Not “I need a break,” but “I only have about 10–15 minutes in me a day,” or “I don’t want to play,” or “My kids irritate me nonstop.”
I believe parents should be able to say out loud: This is hard. We should be able to confess the parts that feel boring, repetitive, loud, sticky, and mentally exhausting. We should be able to admit that sometimes we do not want to build the Lego city, host the 17th tea party, or hear one more dramatic retelling of a playground injustice.
But here’s the line I don’t want us to cross: normalizing the feeling is healthy. Normalizing the withdrawal is not.
Because kids don’t experience our disengagement as a trendy hot take. They experience it as their home.
And right now, families are carrying a lot. In 2024, the U.S. Surgeon General released an advisory focused on parents’ mental health and well-being, pointing to high stress levels among parents and calling for stronger support systems. That doesn’t surprise anyone who has ever tried to answer work emails while cutting grapes into legally safe sizes.
That same advisory highlights something else that matters: many parents are not just tired, they’re lonely. When you parent in isolation, every normal challenge feels like a personal failure. And when parenting starts to feel like constant failure, emotional distancing can start to feel like relief.
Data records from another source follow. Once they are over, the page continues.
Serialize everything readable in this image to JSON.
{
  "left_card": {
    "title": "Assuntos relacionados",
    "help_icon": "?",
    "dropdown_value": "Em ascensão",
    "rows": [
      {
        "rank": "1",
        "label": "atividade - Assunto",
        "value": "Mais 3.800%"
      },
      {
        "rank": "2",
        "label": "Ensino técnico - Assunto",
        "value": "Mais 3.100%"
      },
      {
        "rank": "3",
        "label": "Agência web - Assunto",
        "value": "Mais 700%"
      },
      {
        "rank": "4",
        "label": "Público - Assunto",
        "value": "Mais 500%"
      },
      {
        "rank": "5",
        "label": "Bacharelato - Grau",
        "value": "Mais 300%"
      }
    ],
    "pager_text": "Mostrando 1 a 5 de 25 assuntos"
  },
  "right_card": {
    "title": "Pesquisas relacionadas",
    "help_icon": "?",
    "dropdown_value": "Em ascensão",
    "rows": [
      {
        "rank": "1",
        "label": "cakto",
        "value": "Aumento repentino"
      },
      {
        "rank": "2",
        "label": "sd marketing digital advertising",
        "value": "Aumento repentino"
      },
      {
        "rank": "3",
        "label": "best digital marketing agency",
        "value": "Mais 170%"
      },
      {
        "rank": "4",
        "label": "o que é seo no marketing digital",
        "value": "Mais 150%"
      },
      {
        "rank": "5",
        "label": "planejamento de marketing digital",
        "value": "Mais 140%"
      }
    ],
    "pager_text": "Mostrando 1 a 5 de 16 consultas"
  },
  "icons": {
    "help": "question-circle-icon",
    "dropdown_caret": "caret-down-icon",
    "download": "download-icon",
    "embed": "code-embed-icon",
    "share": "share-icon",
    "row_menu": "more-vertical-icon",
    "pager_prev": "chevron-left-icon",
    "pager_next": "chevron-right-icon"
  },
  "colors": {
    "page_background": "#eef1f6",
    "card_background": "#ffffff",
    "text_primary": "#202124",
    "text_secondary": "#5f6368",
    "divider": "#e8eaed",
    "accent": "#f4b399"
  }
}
Psychologists even have a name for a pattern that includes this kind of chronic exhaustion and “backing away” emotionally: parental burnout. Researchers describe it as intense exhaustion related to parenting, emotional distancing from your children, and feeling like you’re not the parent you used to be. And here’s the part that should sober all of us: studies have linked parental burnout with higher risks of neglectful and harmful parenting behaviors, not because most parents want to hurt their kids, but because overwhelm can erode self-control and compassion.
So when the internet shrugs and says, “It’s fine to check out,” I want to say, gently but clearly: it may be common, but it’s not harmless.
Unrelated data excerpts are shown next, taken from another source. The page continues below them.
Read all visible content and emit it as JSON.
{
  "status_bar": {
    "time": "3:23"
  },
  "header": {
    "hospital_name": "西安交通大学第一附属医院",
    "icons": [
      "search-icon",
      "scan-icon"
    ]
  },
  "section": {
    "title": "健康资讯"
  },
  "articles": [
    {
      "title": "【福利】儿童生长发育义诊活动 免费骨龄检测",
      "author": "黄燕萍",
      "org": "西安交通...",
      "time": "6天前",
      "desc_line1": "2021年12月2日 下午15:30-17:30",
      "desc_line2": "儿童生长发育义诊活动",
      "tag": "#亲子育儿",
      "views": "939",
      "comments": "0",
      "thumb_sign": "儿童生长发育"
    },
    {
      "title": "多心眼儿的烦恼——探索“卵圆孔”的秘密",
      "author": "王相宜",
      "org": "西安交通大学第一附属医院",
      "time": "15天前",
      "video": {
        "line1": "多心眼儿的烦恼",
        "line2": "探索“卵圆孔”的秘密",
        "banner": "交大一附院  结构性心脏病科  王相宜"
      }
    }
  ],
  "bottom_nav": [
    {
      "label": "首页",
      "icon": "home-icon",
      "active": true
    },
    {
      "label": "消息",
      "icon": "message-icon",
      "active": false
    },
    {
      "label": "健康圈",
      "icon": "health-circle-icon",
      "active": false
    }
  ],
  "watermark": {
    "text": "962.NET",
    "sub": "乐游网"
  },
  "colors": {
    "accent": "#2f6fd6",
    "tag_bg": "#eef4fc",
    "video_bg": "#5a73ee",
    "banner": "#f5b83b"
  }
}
Now, about that “10 minutes a day” idea.
Focused time matters. A short window of undistracted attention, phone down, eyes up, child-led, can be powerful. But it’s not a magic spell that covers the other 23 hours and 50 minutes.
Even research on parent-child time tends to land in a nuanced place: quantity of time isn’t the only ingredient. In some studies, the amount of time moms spend with children isn’t strongly tied to every outcome people assume it is, especially once you account for the bigger picture of resources and family context.
But nuance is not the same as permission to disappear.
Kids don’t only need “connection time.” They also need availability through a parent who is emotionally reachable enough to notice, respond, repair, and guide. In early childhood especially, Harvard’s Center on the Developing Child describes “serve and return” interactions (those back-and-forth exchanges between a child and a caring adult) as a key building block for healthy brain development.
That doesn’t require you to be Mary Poppins all day. It does mean your child should not feel like they have to audition for your attention.
So what do we normalize instead?
Let’s normalize saying: “I’m maxed out.”
Let’s normalize saying: “I feel irritated.”
Let’s normalize saying: “I need help.”
And then let’s normalize doing the next part, the part social media rarely films:
Finding a safe place to tell the truth without making your child pay for it.
Sometimes that safe place is a friend who won’t judge you. Sometimes it’s a parenting group, a faith community, a coach, a therapist, or a support circle where people can say, “Me too,” and then move toward skills and support, not just venting and resignation.
Because here’s what worries me: we are raising kids in a culture that already preaches individualism like a religion. “Protect your peace.” “Choose yourself.” “Do what’s best for you.” Some of that language has helped people escape truly toxic situations. But applied carelessly to parenting, it can turn into something ugly: My comfort is the highest good, even when I’m the adult and you’re the child.
Parenthood changes your identity. Not because you stop being you, but because you become you-with-responsibility. Love isn’t only a feeling; it’s a practice. And kids can’t thrive on a practice we only do when we feel like it.
If you’re reading this and thinking, “I relate a little too much,” I’m not here to shame you. I’m here to name what might be true: you may be depleted, depressed, anxious, unsupported, or burned out. And you deserve help.
But your child deserves something too: a parent who doesn’t just normalize the urge to check out, who learns how to come back.
Not perfect. Not performing. Just present.